That Dangling White Cord Could Tempt a Theft
Recently a friend had several car break-ins in his neighborhood. The neighbors were very distressed.
Usually, you want the neighbors gathering for a barbecue grill out or just hanging around the fence and catching up. You don’t want to be comparing horror stories about your home security.
According to FBI, more than 689,527 thefts of motor vehicles occurred nationwide in 2014. More than $4.5 billion was lost nationwide to motor vehicle thefts in 2014 with the average dollar loss being $835. An additional $553 in vehicle accessories were reported stolen, including items such as hubcaps, wheel covers and radios, and even side-view mirrors.
So my friend’s neighbors were concerned that the even though many of their cars are equipped with alarm systems, the thieves are getting smarter.
Frank Scafidi of the National Insurance Crime Bureau says that thieves are now using “scanner boxes” to override keyless entry systems.
It can take a $2 piece of equipment from the hardware store to efficiently shatter a back window. A car alarm doesn’t go off when you break a window, only when you open a door.

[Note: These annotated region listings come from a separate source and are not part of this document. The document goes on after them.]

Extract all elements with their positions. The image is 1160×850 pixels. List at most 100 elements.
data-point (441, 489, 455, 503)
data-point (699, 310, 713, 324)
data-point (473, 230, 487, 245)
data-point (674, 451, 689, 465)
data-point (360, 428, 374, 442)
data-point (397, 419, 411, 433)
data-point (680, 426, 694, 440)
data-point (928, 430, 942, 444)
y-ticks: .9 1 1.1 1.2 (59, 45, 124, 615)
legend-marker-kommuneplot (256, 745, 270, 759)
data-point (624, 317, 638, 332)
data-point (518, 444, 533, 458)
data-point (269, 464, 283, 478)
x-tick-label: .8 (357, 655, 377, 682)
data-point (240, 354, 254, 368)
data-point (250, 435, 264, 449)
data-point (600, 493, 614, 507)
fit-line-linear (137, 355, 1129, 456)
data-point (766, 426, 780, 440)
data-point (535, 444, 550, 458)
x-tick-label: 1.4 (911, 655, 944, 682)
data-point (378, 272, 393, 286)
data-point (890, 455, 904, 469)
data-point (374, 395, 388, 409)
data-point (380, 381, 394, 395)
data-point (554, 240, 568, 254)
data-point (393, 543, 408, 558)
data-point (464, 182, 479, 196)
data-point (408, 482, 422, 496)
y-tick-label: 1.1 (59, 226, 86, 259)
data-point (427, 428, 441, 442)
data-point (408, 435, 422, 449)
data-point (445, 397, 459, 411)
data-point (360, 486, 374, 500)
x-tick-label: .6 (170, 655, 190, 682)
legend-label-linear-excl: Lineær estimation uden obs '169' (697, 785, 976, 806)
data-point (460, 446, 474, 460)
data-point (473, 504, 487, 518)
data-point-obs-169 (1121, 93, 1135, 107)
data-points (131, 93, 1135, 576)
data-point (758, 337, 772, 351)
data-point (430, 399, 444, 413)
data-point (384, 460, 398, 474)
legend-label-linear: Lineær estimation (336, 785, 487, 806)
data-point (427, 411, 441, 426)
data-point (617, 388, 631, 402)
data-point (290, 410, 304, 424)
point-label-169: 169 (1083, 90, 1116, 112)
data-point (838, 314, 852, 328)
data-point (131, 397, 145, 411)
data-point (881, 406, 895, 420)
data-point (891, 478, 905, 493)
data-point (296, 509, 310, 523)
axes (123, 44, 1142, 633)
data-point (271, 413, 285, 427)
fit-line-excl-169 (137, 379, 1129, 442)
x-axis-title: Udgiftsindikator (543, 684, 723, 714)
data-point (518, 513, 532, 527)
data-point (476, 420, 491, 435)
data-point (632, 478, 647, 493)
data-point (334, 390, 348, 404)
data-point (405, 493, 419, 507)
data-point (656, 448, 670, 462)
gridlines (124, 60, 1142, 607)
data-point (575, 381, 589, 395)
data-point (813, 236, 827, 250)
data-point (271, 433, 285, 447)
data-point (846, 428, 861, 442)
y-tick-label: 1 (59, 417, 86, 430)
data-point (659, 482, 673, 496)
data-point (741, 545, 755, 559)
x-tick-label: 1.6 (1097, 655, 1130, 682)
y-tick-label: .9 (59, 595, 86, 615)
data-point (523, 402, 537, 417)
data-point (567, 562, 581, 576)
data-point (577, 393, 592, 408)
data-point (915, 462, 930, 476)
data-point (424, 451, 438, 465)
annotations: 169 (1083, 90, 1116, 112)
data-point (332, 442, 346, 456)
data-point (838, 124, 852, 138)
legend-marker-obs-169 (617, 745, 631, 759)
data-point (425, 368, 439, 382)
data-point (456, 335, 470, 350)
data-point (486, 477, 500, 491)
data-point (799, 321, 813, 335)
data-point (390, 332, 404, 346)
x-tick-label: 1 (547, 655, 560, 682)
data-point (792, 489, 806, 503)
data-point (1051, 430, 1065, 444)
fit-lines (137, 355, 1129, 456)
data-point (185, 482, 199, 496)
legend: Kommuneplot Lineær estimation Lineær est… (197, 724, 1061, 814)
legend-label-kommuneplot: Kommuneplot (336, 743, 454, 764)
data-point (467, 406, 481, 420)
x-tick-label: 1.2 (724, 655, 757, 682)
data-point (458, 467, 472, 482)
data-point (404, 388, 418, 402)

Often thieves target cars based on something simple like a dangling white cord. A Jansport bag on the floor of the backseat may be bursting with last week’s dirty gym clothes – or a PS4. Jackets are also a big thing – it could mean a wallet is in the pocket.
Here’s the best way to help prevent car break-ins:
- Always lock your car doors. One of the neighbors who were involved didn’t have her car doors locked. She thought the vehicle was safe since it was in the driveway.

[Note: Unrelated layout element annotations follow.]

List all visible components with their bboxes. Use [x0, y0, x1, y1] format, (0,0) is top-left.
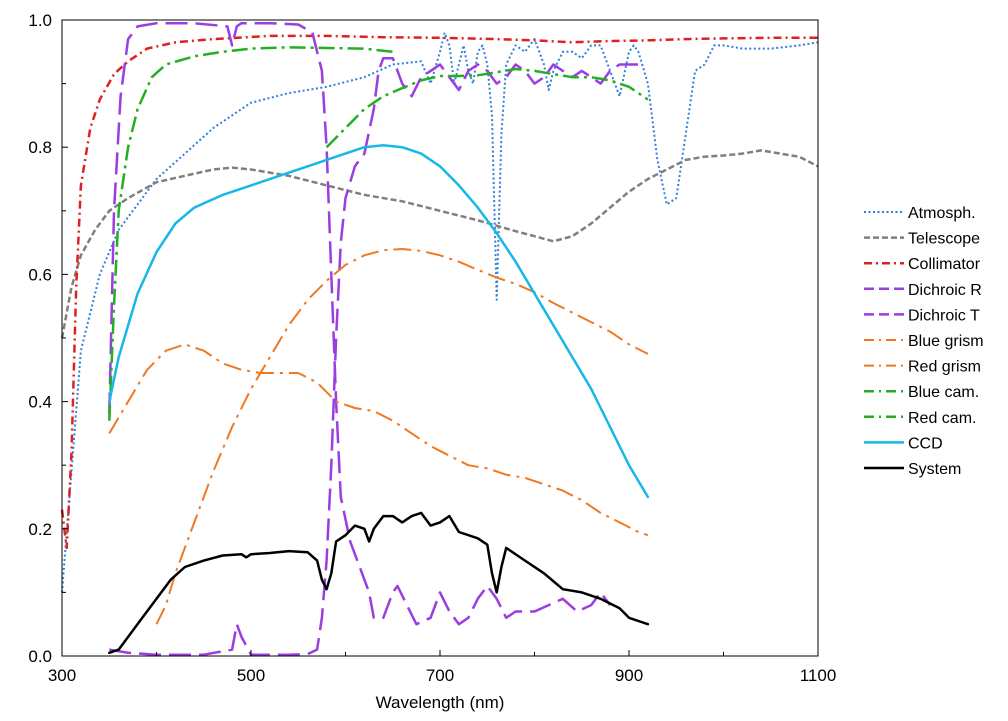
series-line-dichroic-r [108, 21, 612, 626]
legend-label-collimator: Collimator [908, 256, 981, 273]
series-line-blue-grism [108, 343, 649, 537]
x-tick-label: 700 [426, 666, 454, 685]
legend-label-red-cam: Red cam. [908, 410, 976, 427]
y-axis-ticks: 0.0 0.2 0.4 0.6 0.8 1.0 [28, 11, 68, 666]
x-tick-label: 1100 [800, 666, 837, 685]
legend-label-atmosph: Atmosph. [908, 205, 976, 222]
y-tick-label: 0.4 [28, 393, 52, 412]
series-layer [60, 21, 819, 656]
y-tick-label: 0.8 [28, 138, 52, 157]
legend: Atmosph. Telescope Collimator Dichroic R Dic… [864, 205, 984, 478]
legend-label-system: System [908, 461, 961, 478]
legend-label-red-grism: Red grism [908, 359, 981, 376]
y-tick-label: 1.0 [28, 11, 52, 30]
legend-label-telescope: Telescope [908, 231, 980, 248]
series-line-system [108, 511, 650, 655]
y-tick-label: 0.6 [28, 265, 52, 284]
series-line-atmosph [61, 31, 819, 593]
legend-label-dichroic-r: Dichroic R [908, 282, 982, 299]
series-line-red-cam [325, 67, 649, 149]
x-tick-label: 300 [48, 666, 76, 685]
y-tick-label: 0.2 [28, 520, 52, 539]
series-line-collimator [60, 34, 818, 550]
series-line-ccd [108, 144, 650, 499]
legend-label-dichroic-t: Dichroic T [908, 307, 980, 324]
series-line-telescope [60, 149, 819, 339]
series-line-dichroic-t [109, 56, 639, 656]
x-axis-ticks: 300 500 700 900 1100 [48, 650, 836, 685]
series-line-red-grism [155, 248, 649, 625]
x-tick-label: 500 [237, 666, 265, 685]
legend-label-blue-cam: Blue cam. [908, 384, 979, 401]
y-tick-label: 0.0 [28, 647, 52, 666]
x-axis-title: Wavelength (nm) [376, 693, 505, 712]
plot-frame [61, 19, 819, 657]
legend-label-ccd: CCD [908, 435, 943, 452]
legend-label-blue-grism: Blue grism [908, 333, 984, 350]
x-tick-label: 900 [615, 666, 643, 685]
series-line-blue-cam [108, 46, 393, 421]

- Don’t leave valuables in your car. Take items – smartphone, tablet, even headphones – with you even if you’re just running into the store for a few things.
- If you have a GPS place them in the glove compartment or under a seat. And it’s even advisable to carry some wet nap wipes in the glove compartment to wipe away the “sticker ring” or suction cup marks as this can alert thieves to a GPS being in the car and tempt them to break-in even though the GPS isn’t visible in the window.
As the neighbors gathered to talk about their recent string of thefts, one neighbor pointed out that he had seen suspicious looking youths walking down the street and peering into vehicles.
It’s always good to file a police report if you discover your car has been broken into. However, don’t move the vehicle before you call the police. Document the scene as it is. You’ll need the police report if you plan to file an insurance claim.
Car break-ins are a hassle to deal with and can be unsettling. But by helping keep a neighborhood watch and taking the above precautions you can add an extra layer of home security.